Solution check using the Euler-Mascheroni constant $\lim_{n\to\infty}\left(\frac{1}{2n+1}+\cdots+\frac{1}{9n}\right)$

Question

A little bit earlier I posted this question about the equation using the $\gamma$ Euler-Mascheroni constant. There I kinda understood what was going on with help of fellow MSE colleagues, so I decided to test it on the following limit.

$$\lim_{n\to\infty}\left(\frac{1}{2n+1}+\cdots+\frac{1}{9n}\right)$$

The mentioned equation is as follows:

$1+\frac{1}{2}+\cdots+\frac{1}{n}=\gamma+\mathcal{E}_n+\ln(n)\space,\ \mathcal{E}_n\longrightarrow 0\space\ when\space\ n\longrightarrow\infty$

By the same procedure as in the mentioned question,

$$1+\frac{1}{2}+\cdots+\frac{1}{n}+\frac{1}{n+1}+\cdots+\frac{1}{2n}+\frac{1}{2n+1}+\cdots+\frac{1}{9n}-\left(1+\frac{1}{2}+\cdots+\frac{1}{2n}\right)= \\ =/H_n=\gamma+\mathcal{E}_n+\ln(n)/= \\ =\gamma+\mathcal{E}_{9n}+\ln(9n)-(\gamma+\mathcal{E}_{2n}+\ln(2n))=\mathcal{E}_{9n}-\mathcal{E}_{2n}+\ln\left(\frac{9}{2}\right)$$

$$\text{And thereby,}$$

$$\lim_{n \to \infty}\left(\frac{1}{2n+1}+\cdots+\frac{1}{9n}\right)=\lim_{n \to \infty}\underbrace{\mathcal{E}_{9n}}_{\rightarrow 0}-\underbrace{\mathcal{E}_{2n}}_{\rightarrow 0}+\ln\left(\frac{9}{2}\right)=\ln\left(\frac{9}{2}\right)$$

My question, is everything alright with this ?

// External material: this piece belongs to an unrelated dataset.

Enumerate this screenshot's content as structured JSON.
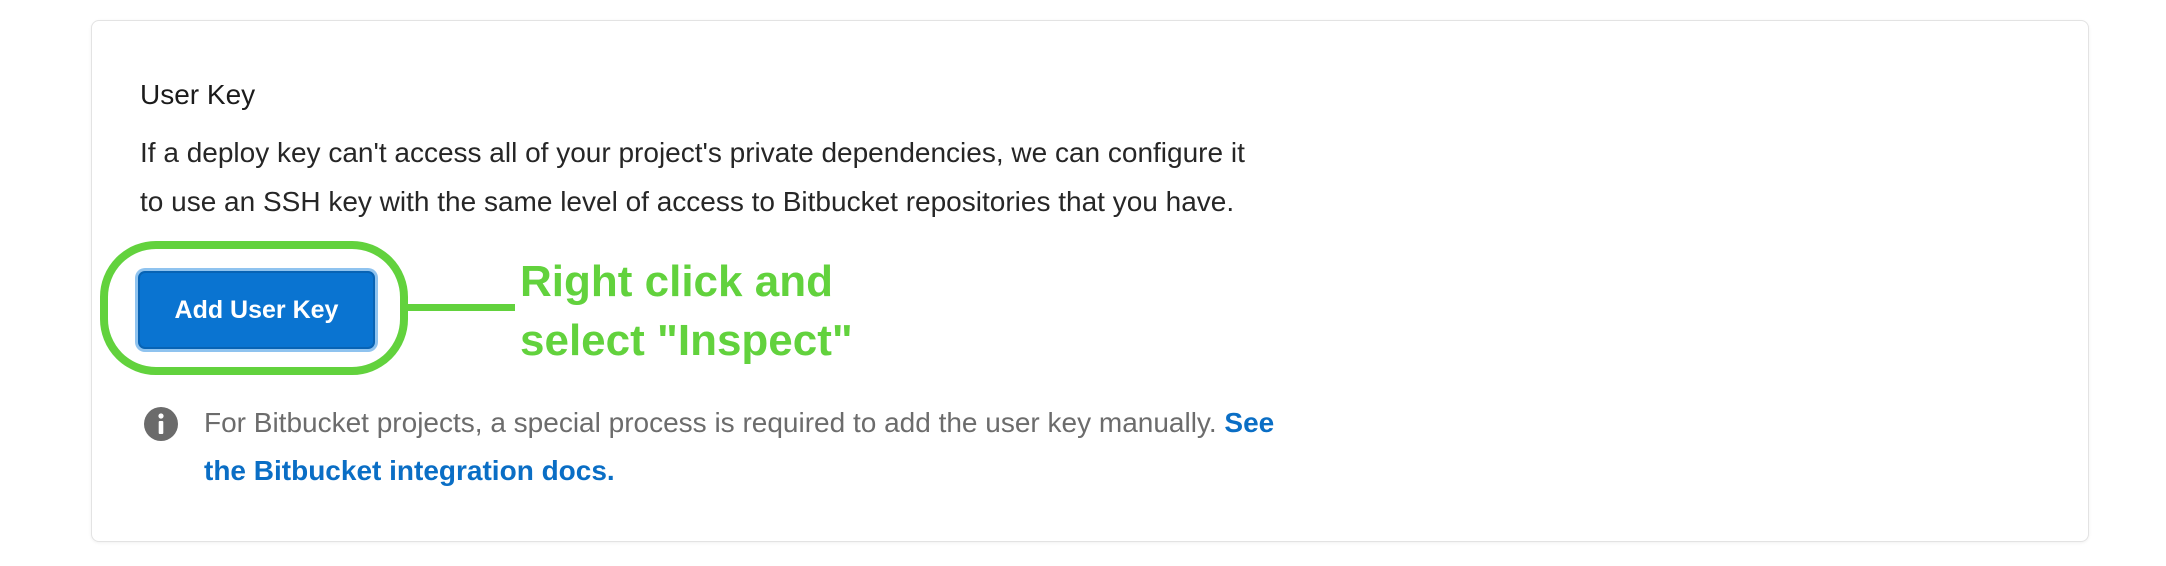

I find the method very nice and furthermore interesting since I haven't been seeing it a lot around here.

Thanks

Answer 1

Yes, you are right.

Another way:

$$\lim_{n\rightarrow+\infty}\sum_{k=2n+1}^{9n}\frac{1}{k}=\lim_{n\rightarrow+\infty}\frac{1}{n}\sum_{k=1}^{7n}\frac{1}{2+\frac{k}{n}}=\int_0^7\frac{1}{2+x}dx=\ln4.5.$$

Answer 2

You are correct.

Next, as an exercise, prove that, using the $H_n$ approximation, if $a, b, c, d$ are integers with $0 < a < c$ then $\lim_{n \to \infty} \sum_{k=an+b}^{cn+d} \dfrac1{k} =\ln(\frac{c}{a}) $.

Then try with $a, b, c, d$ reals instead of integers.

Answer 3

Asm marty cihen suggested, harmonic numbers are interesting for the limit and more than.

You problem is $$S_n=\sum_{i=1}^{7n}\frac 1{2n+i}=H_{9 n}-H_{2 n}$$

For large $n$, remember that $$H_p=\left(\gamma +\log \left({p}\right)\right)+\frac{1}{2 p}-\frac{1}{12 p^2}+O\left(\frac{1}{p^3}\right)$$ If you just use the term in brackets, the limit is immediate.

If you want to go further, apply twice the formula to get $$S_n=(\log (9)-\log (2))-\frac{7}{36 n}+\frac{77}{3888 n^2}+O\left(\frac{1}{n^3}\right)$$

Try it for $n=5$. The exact value is $$S_5=\frac{13808926545210682009}{9419588158802421600}\approx 1.4659799 $$ while the trucated series gives $$S_5 \sim \log \left(\frac{9}{2}\right)-\frac{3703}{97200}\approx 1.4659807$$